While this is our estimate for Kumar, it is not too different for other individuals. For instance an individual (in the 45-55 year old age group) who is married with children must also aim to have no more than 50% of his assets in property.
It is however important to note that in present times when one buys a property, it is very likely that it will account for a lot more than 50% of the total value of one's assets. In such instances it does not mean that you do not buy your first residential property because you will exceed the 50% mark; what the Allocator tells you is the ideal allocation for you is this and that over time you must reach it. So, when you buy a property in Mumbai, probably property will account, for let's say, 80% of your assets. In such instances the incremental monies you invest should be in other assets (equity, debt, gold) so that over time their share increases and you reach your ideal allocation.

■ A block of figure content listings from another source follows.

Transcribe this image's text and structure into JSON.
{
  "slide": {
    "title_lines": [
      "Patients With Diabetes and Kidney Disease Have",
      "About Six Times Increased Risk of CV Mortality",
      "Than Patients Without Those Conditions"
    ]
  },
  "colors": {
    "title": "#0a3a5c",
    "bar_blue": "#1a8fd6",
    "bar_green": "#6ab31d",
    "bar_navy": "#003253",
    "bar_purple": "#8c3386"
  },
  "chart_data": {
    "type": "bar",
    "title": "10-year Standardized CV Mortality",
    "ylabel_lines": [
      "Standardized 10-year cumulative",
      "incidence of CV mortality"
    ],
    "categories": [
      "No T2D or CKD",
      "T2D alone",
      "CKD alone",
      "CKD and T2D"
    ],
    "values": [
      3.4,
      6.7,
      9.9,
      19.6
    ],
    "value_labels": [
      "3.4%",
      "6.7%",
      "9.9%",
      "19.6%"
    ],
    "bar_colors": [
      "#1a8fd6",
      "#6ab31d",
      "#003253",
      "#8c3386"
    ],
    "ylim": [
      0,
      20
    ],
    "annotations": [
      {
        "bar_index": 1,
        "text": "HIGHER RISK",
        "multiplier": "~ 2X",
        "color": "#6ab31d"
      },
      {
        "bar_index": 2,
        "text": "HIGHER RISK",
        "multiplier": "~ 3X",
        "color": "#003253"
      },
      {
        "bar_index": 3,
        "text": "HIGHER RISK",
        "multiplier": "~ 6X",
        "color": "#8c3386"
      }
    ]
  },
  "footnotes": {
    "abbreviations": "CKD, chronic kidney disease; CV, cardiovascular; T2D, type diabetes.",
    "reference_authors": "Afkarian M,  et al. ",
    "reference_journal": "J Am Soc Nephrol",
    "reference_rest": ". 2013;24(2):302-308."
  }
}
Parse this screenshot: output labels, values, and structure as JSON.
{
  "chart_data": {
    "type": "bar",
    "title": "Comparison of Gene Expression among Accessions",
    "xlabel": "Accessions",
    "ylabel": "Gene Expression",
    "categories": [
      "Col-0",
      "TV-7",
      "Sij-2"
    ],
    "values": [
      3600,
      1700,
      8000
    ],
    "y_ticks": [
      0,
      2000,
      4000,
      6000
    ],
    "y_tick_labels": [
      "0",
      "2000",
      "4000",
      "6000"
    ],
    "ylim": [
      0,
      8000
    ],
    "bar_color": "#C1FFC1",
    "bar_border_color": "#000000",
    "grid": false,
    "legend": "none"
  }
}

Buying property on a home loan
Since it's likely that you are in an early stage of your career, your salary is probably not enough (add to this the prohibitive property prices) for you to purchase a property outright. Fortunately you do not have to rule out buying a property for this reason. For salaried individuals in particular there is help in the form of home loans.
Many banks offer home loans and salaried individuals stand a good chance of qualifying for one. This is because most banks prefer the steady income of a salaried individual to the irregular cash flow of a businessman, for instance. And if you are working in a reputed company (as defined by the bank) then your chances of getting the loan are enhanced. Of course, there are various parameters on which home loans are approved, being salaried and working in a reputed company are just two of them. Various banks have various parameters with varying importance accorded to each parameter. It's best to check with the banks while applying for the loan.
Individuals who are looking at buying property on a home loan have another reason to be pleased. Home loans are eligible for tax benefits:
Interest on home loans is deductible from income upto Rs 150,000 under Section 24 (b).
Principal amount of upto Rs 100,000 is eligible for deduction under Section 80C.
If all this sounds very confusing, consider taking advice from your chartered accountant or tax advisor. He can help you with the details particularly while filing returns when your home loan breakup (in interest and principal) must be defined.
So while it is pertinent to invest in real estate, individuals must curb their enthusiasm for it to ensure that their investments in real estate are always aligned to a well-defined and well-balanced asset allocation plan.
Of course, drawing up an asset allocation plan is not that simple. This is where an honest and competent financial planner comes into the picture. At Personalfn, we always urge investors to hire the services of a professional financial planner who can help them devise a well-balanced asset allocation plan with a defined allocation for real estate across various life stages.